Rasalingham previously spoke to The Times in August 2024, about how Behold.ai’s technology helped detect his wife, Shaila Rasalingham’s lung cancer.
He told Digital Health News: “My wife’s lung cancer has relapsed and this is a very difficult time for me and my family together with the failure of Behold.ai.
“If my technology was available at her local hospital a relapse would probably have been a lower probability event.”
Rasalingham wrote to Lord Ara Darzi, director of the Institute of Global Health Innovation at Imperial College and co-chair of the 10 year health plan working committee, calling for an inquiry into the procurement process for the AI Diagnostic Fund.
In the email, seen by Digital Health News, he said: “Behold.ai, was the only British AI company in the field, which was proven, regulated and was the only commercially deployed AI algorithm in the NHS; to help speed up lung cancer diagnosis; we did not win a single contract as part of the AI Diagnostic Fund.
“Taxpayers’ money was used to fund overseas competition, to promote and help them rollout their supposedly, similar AI solutions, based on our pioneering work.”
He added: “There is a significant national security risk to our data and an inquiry should focus on how the AI Diagnostic Fund was procured, by what design was an evaluation constructed, that seems to exclude British companies.”
Responding to the email, Lord Darzi acknowledged Behold.ai’s efforts in “pioneering AI within the NHS”.
“I hope we will continue to learn from your experience to strengthen the NHS, stimulate innovation, and maintain our global leadership in healthcare technology,” Lord Darzi said.

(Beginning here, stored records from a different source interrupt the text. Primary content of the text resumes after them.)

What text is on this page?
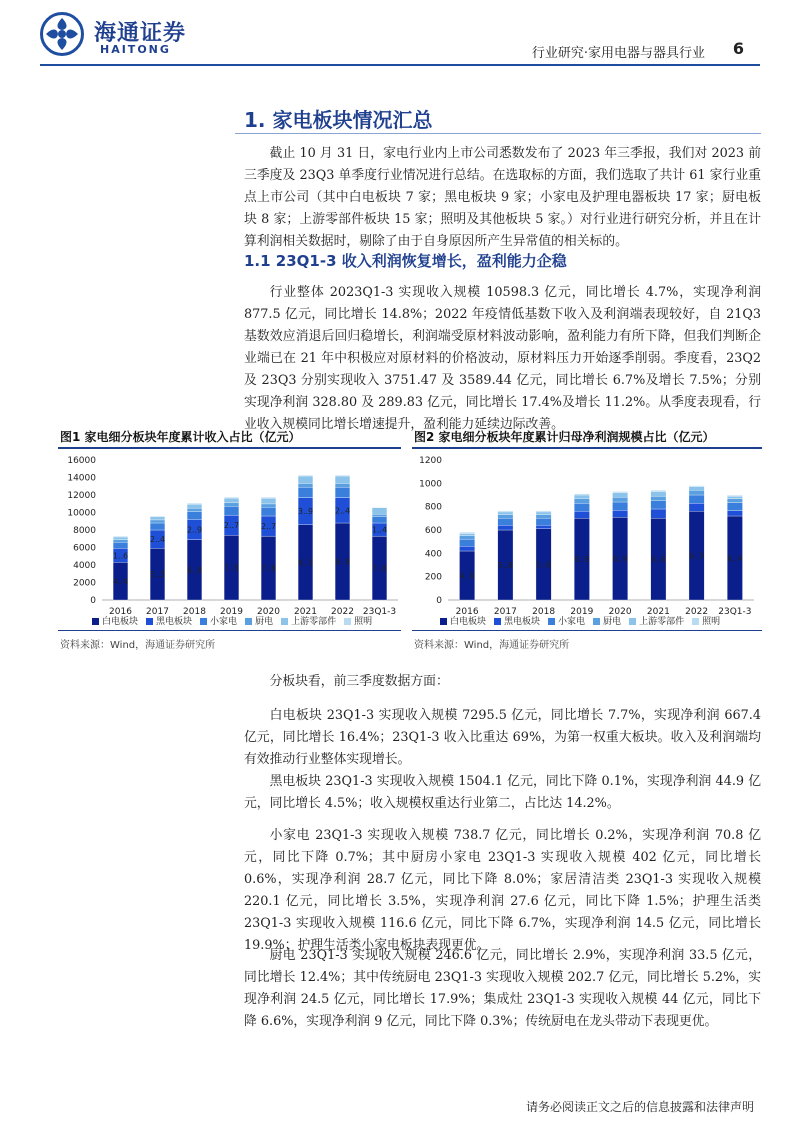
海通证券
HAITONG	行业研究·家用电器与器具行业 6
1. 家电板块情况汇总
截止 10 月 31 日，家电行业内上市公司悉数发布了 2023 年三季报，我们对 2023 前三季度及 23Q3 单季度行业情况进行总结。在选取标的方面，我们选取了共计 61 家行业重点上市公司（其中白电板块 7 家；黑电板块 9 家；小家电及护理电器板块 17 家；厨电板块 8 家；上游零部件板块 15 家；照明及其他板块 5 家。）对行业进行研究分析，并且在计算利润相关数据时，剔除了由于自身原因所产生异常值的相关标的。
1.1 23Q1-3 收入利润恢复增长，盈利能力企稳
行业整体 2023Q1-3 实现收入规模 10598.3 亿元，同比增长 4.7%，实现净利润 877.5 亿元，同比增长 14.8%；2022 年疫情低基数下收入及利润端表现较好，自 21Q3 基数效应消退后回归稳增长，利润端受原材料波动影响，盈利能力有所下降，但我们判断企业端已在 21 年中积极应对原材料的价格波动，原材料压力开始逐季削弱。季度看，23Q2 及 23Q3 分别实现收入 3751.47 及 3589.44 亿元，同比增长 6.7%及增长 7.5%；分别实现净利润 328.80 及 289.83 亿元，同比增长 17.4%及增长 11.2%。从季度表现看，行业收入规模同比增长增速提升，盈利能力延续边际改善。
图1 家电细分板块年度累计收入占比（亿元）
0
2000
4000
6000
8000
10000
12000
14000
16000
2016 2017 2018 2019 2020 2021 2022 23Q1-3
4..4
1..6
5..3
2..4
6..8
2..9
7..5
2..7
7..6
2..7
8..5
3..9
8..8
2..4
7..6
1..4
白电板块	黑电板块	小家电	厨电	上游零部件	照明
资料来源：Wind，海通证券研究所
图2 家电细分板块年度累计归母净利润规模占比（亿元）
0
200
400
600
800
1000
1200
2016 2017 2018 2019 2020 2021 2022 23Q1-3
4..0
5..8	5..8
6..9	6..9	6..6	6..5	6..4
白电板块	黑电板块	小家电	厨电	上游零部件	照明
资料来源：Wind，海通证券研究所
分板块看，前三季度数据方面：
白电板块 23Q1-3 实现收入规模 7295.5 亿元，同比增长 7.7%，实现净利润 667.4 亿元，同比增长 16.4%；23Q1-3 收入比重达 69%，为第一权重大板块。收入及利润端均有效推动行业整体实现增长。
黑电板块 23Q1-3 实现收入规模 1504.1 亿元，同比下降 0.1%，实现净利润 44.9 亿元，同比增长 4.5%；收入规模权重达行业第二，占比达 14.2%。
小家电 23Q1-3 实现收入规模 738.7 亿元，同比增长 0.2%，实现净利润 70.8 亿元，同比下降 0.7%；其中厨房小家电 23Q1-3 实现收入规模 402 亿元，同比增长 0.6%，实现净利润 28.7 亿元，同比下降 8.0%；家居清洁类 23Q1-3 实现收入规模 220.1 亿元，同比增长 3.5%，实现净利润 27.6 亿元，同比下降 1.5%；护理生活类 23Q1-3 实现收入规模 116.6 亿元，同比下降 6.7%，实现净利润 14.5 亿元，同比增长 19.9%；护理生活类小家电板块表现更优。
厨电 23Q1-3 实现收入规模 246.6 亿元，同比增长 2.9%，实现净利润 33.5 亿元，同比增长 12.4%；其中传统厨电 23Q1-3 实现收入规模 202.7 亿元，同比增长 5.2%，实现净利润 24.5 亿元，同比增长 17.9%；集成灶 23Q1-3 实现收入规模 44 亿元，同比下降 6.6%，实现净利润 9 亿元，同比下降 0.3%；传统厨电在龙头带动下表现更优。
请务必阅读正文之后的信息披露和法律声明
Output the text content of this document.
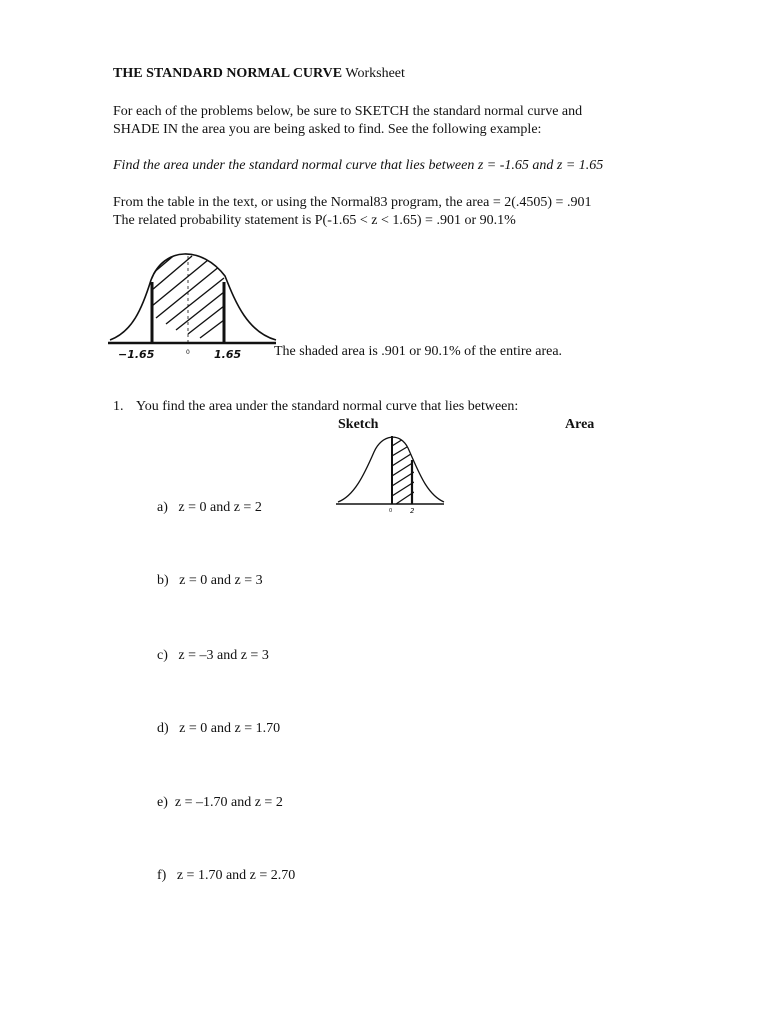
THE STANDARD NORMAL CURVE Worksheet
For each of the problems below, be sure to SKETCH the standard normal curve and
SHADE IN the area you are being asked to find. See the following example:
Find the area under the standard normal curve that lies between z = -1.65 and z = 1.65
From the table in the text, or using the Normal83 program, the area = 2(.4505) = .901
The related probability statement is P(-1.65 < z < 1.65) = .901 or 90.1%
−1.65	0 1.65 The shaded area is .901 or 90.1% of the entire area.
1. You find the area under the standard normal curve that lies between:
Sketch	Area
0	2
a) z = 0 and z = 2
b) z = 0 and z = 3
c) z = –3 and z = 3
d) z = 0 and z = 1.70
e) z = –1.70 and z = 2
f) z = 1.70 and z = 2.70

A spokesperson for NHS England said: “Patients are benefitting from the latest technology to help speed up diagnosis through the NHS AI Diagnostics Fund, with contracts being awarded by local organisations in line with national guidance on procurement.”
Behold.ai was set up by the founders of teleradiology firm Medica and won the Prix Galien International in 2024 for ‘best digital health software’.
Digital Health News contacted Qure.ai for comment, but had not received a response at the time of publication.